Footnotes and references:


saṃvara-sīla: The Practice of Sīla varies in accordance with the mode of life adopted by the disciple, whether a bhikkhu or a lay person. Suttas in the Nikāyas give extensive explanations of the practice of sīla, the type of moral training which necessarily precedes meditation. The Visuddhi-magga explains the moral training in general under four heads: (1) Pāṭimokkhasaṃvara, the Pāṭimokkha restraint, (2) Indriya-saṃvara, restraint of the senses, (3) Ājivapārisuddhi, Purity of Livelihood, (4) Paccayasannissita, Purity in regard to the requisites. Pāṭimokkha-saṃvara is meant for observance by the bhikkhu disciples of the Buddha; hence it is not mentioned in this account of the purity of the Bodhisatta’s morality.

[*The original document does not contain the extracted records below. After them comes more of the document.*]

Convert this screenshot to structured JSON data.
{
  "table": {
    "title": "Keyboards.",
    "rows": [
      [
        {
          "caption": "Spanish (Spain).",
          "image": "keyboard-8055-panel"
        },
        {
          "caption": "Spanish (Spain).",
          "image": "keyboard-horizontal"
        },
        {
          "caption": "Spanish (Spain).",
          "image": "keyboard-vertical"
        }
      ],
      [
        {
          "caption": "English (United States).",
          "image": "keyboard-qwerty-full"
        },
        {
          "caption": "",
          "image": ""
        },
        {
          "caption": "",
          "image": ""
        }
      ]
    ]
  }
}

Maggāmaggañānadassana Visuddhi: Knowledge as to whether it is the right path leading to Nibbāna or not is called Maggāmaggañāṇadassana Visuddhi.


Vipassān’upakkilesa: defilements of vipassanā.

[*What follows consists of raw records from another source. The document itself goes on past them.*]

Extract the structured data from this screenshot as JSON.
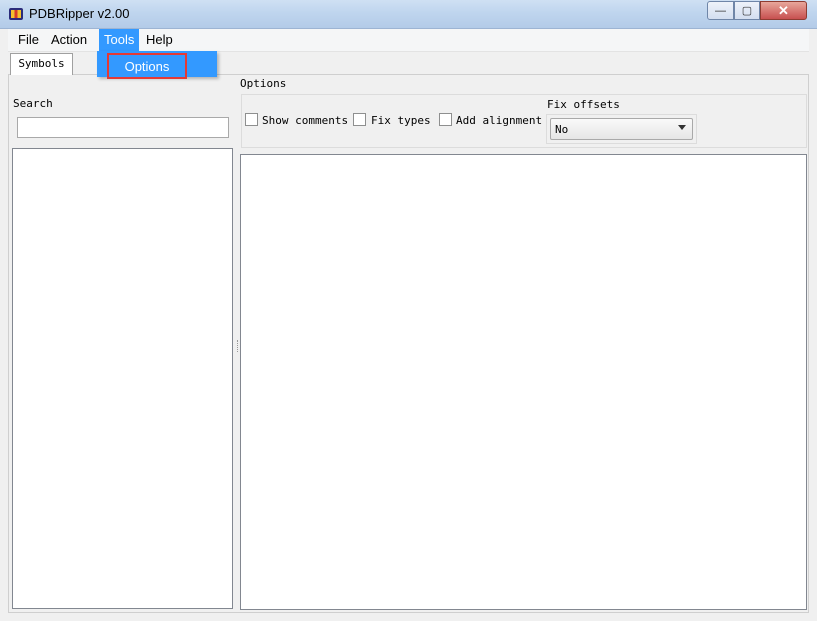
{
  "window": {
    "title": "PDBRipper v2.00",
    "close_glyph": "✕",
    "max_glyph": "▢",
    "min_glyph": "—"
  },
  "menu": {
    "file": "File",
    "action": "Action",
    "tools": "Tools",
    "help": "Help"
  },
  "tools_menu": {
    "options": "Options"
  },
  "tabs": {
    "symbols": "Symbols"
  },
  "search": {
    "label": "Search",
    "value": ""
  },
  "options": {
    "group_label": "Options",
    "show_comments": "Show comments",
    "fix_types": "Fix types",
    "add_alignment": "Add alignment",
    "fix_offsets_label": "Fix offsets",
    "fix_offsets_value": "No"
  },
  "colors": {
    "menu_highlight": "#3399ff",
    "callout": "#e53935"
  }
}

A yogi practising Vipassanā meditation, at a certain stage of advancement, contemplates again and again the rising and falling of all mental and physical phenomena and attains the initial stage of the knowledge of arising and falling (udayyabbaya-ñāṇa).

“At this stage, he generally beholds a supernormal light (obhāsa), feels a thrill of zest (pīti), calmness (passaddhi), determination (adhimokkha), great energy (paggaha), happiness (sukha), deep insight (ñāṇa), intensity of mindfulness (upatthāna), equanimity (upekkhā), and a mild desire for this state (nikanti)”. (From Essential Themes of Buddhist Lectures given by Ashin Thittila. Department of Religious Affairs. Yangon, Myanma, 1992.)

These states arising in a yogi at the stage of udayabbaya-ñāṇa in ten phases are termed Vipassānupakkilesa, defilements of kilesa. Ñāṇamoli, in The Path of Purification translates it as imperfections of Insight and enumerates them, ten in number, as follows: (1) Illumination, (2) knowledge, (3) rapturous happiness, (4) tranquillity, (5) bliss (pleasure), (6) resolution, (7) exertion, (8) assurance, (9) equanimity and (10) attachment.

“The yogi, arriving at this stage, is liable to these defilements and his mind may be seized by ‘spiritual excitement’ or ‘agitation about higher states’ (dhamma-uddhacca). For example, he may, on having an illumination, feel that this constitutes Path-experience and so inhibits his further progress through deceiving himself. When an illumination appears, the meditator thinks: ‘Never indeed has such illumination as this arisen in me before. Surely, I have reached the Path; I have reached the Fruition’. Thus he takes which is not the Path for the Path, and that which is not the Fruition for the Fruition. Through this mistake, the progress of Vipassanā is checked; leaving the original subject of meditation, he lingers, delighting in the illumination.” (Buddhist Meditation in theory and practice. by Vijirañāna Mahā Thera.—Buddhist Missionary Society, Malaysia. 1975.)


Nine Knowledges of Insight: According to Visuddhi-magga, they are "(1) Knowledge of contemplation of Rise and Fall, (Udayavayanupassanā-ñāṇa), which is free from imperfection and steady on its course, (2) Knowledge of contemplation of Dissolution, (Bhanganupassanāñāṇa); (3) Knowledge of appearance as terror, (Bhayanupassanā-ñāṇa); (4) Knowledge of contemplation of danger, (Adinavanupassanā-ñāṇa); (5) Knowledge of contemplation of dispassion, (Nibbidanupassanā-ñāṇa); (6) Knowledge of desire for deliverance, (Muñcitukamyatā-ñāṇa); (7) Knowledge of contemplation of reflection, (Paṭisaṅkhānupassanāñāṇa); (8) Knowledge of uluanimity about formations, (Sankhārupekkhā-ñāṇa) and (9) Knowledge in Conformity with Truth, (Anuloma-ñāṇa) For further elucidation, see Chapter XXI of The Path of Purification by Bhikkhu Ñāṇamoli.)


Tacapañcaka meditation: meditation on the first five features of the body with skin (taca) as the fifth, the other four being hair on the head (kesa), hair on the body (loma), nail (nakha) and teeth (dantā). It is part of the mindfulness meditation of the body (kayagatāsati bhāvanā).